ALECA Tunisie, le libre-échange menace

lundi 8 juillet 2019.
 

Le projet d’Accord de Libre Echange Complet et Approfondi (ALECA), en négociation depuis 2016 entre l’Union Européenne et la Tunisie, s’inscrit dans une longue histoire de chantage à la dette, formalisé dès 1869 par l’assujettissement de la Tunisie aux créanciers. Dont la future puissance coloniale française, qui légua en 1956 des dettes au jeune Etat tunisien. Ben Ali, renversé en 2011, légua lui-même un pays surendetté sous tutelle du FMI. L’UE était entre temps venue s’en mêler en ouvrant en 1995 la voie au libre-échange via un accord de « libre association » jamais évalué par le gouvernement tunisien, mais responsable selon plusieurs études de la disparition de 55 % des PME tunisiennes et 300 000 emplois.

Qu’à cela ne tienne, l’ALECA prévoit désormais une libéralisation totale des échanges agricoles. D’un côté, des agricultures européennes excédentaires et largement subventionnées ; de l’autre, des milliers de petites exploitations peu productives sommées de se mettre aux « normes européennes ». Selon l’Union tunisienne de l’agriculture et de la pêche (UTAP), l’ALECA condamnerait 250 000 agriculteurs tunisiens. L’Accord imposerait également à la Tunisie une libéralisation des services poussée par 80 multinationales européennes rassemblées dans le « Forum européen des services », la fin du monopole d’Etat sur les ressources naturelles, l’interdiction de toute aide aux investisseurs nationaux, bref, une panoplie néolibérale complète. Le creusement du déficit commercial tunisien aggraverait la dévaluation du dinar, un renchérissement des importations, donc une baisse du pouvoir d’achat des tunisiens. Comme toujours, le libre-échange rime avec destruction de la démocratie et asservissement économique.
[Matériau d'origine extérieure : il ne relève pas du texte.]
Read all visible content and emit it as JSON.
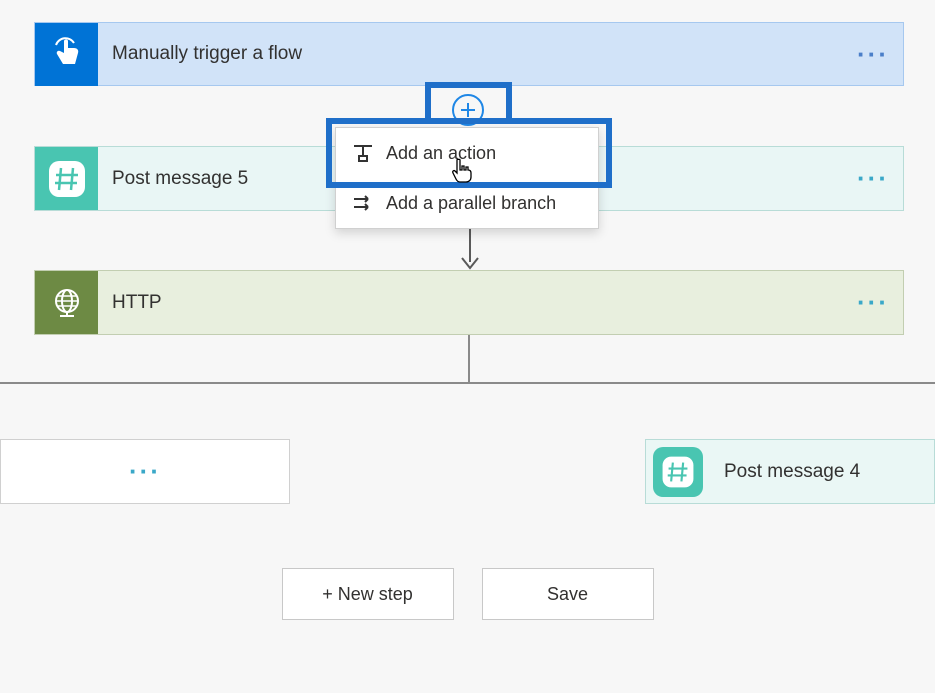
{
  "trigger": {
    "title": "Manually trigger a flow",
    "icon": "touch-icon"
  },
  "action1": {
    "title": "Post message 5",
    "icon": "hash-icon"
  },
  "action2": {
    "title": "HTTP",
    "icon": "globe-icon"
  },
  "branch_right": {
    "title": "Post message 4",
    "icon": "hash-icon"
  },
  "plus_menu": {
    "add_action": "Add an action",
    "add_parallel": "Add a parallel branch"
  },
  "buttons": {
    "new_step": "+ New step",
    "save": "Save"
  },
  "colors": {
    "highlight": "#1f6fc9",
    "trigger_icon_bg": "#0073d6",
    "slack_icon_bg": "#49c5b1",
    "http_icon_bg": "#6d8a44"
  }
}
Côté tunisien, seule une petite oligarchie bancaire et commerciale bénéficierait de l’ALECA. Ces intérêts priment au sein d’un gouvernement par ailleurs tétanisé par le chantage des créanciers, notamment européens. Mais le conditionnel reste de mise au sujet de l’ALECA. Car après des mois de sensibilisation, une marche a été organisée le 1er mai à Tunis. Depuis, la puissante Union Générale Tunisienne du Travail (UGTT) réclame la fin des négociations, aux côtés de l’UTAP, 10 partis et 40 associations. De quoi laisser espérer la mobilisation du peuple tunisien, qui attend les retombées économiques et sociales de sa révolution de 2011 pour la « liberté et la dignité ». La France Insoumise lui apporte son soutien, car la bataille va se jouer aussi sur la rive nord de la Méditerranée.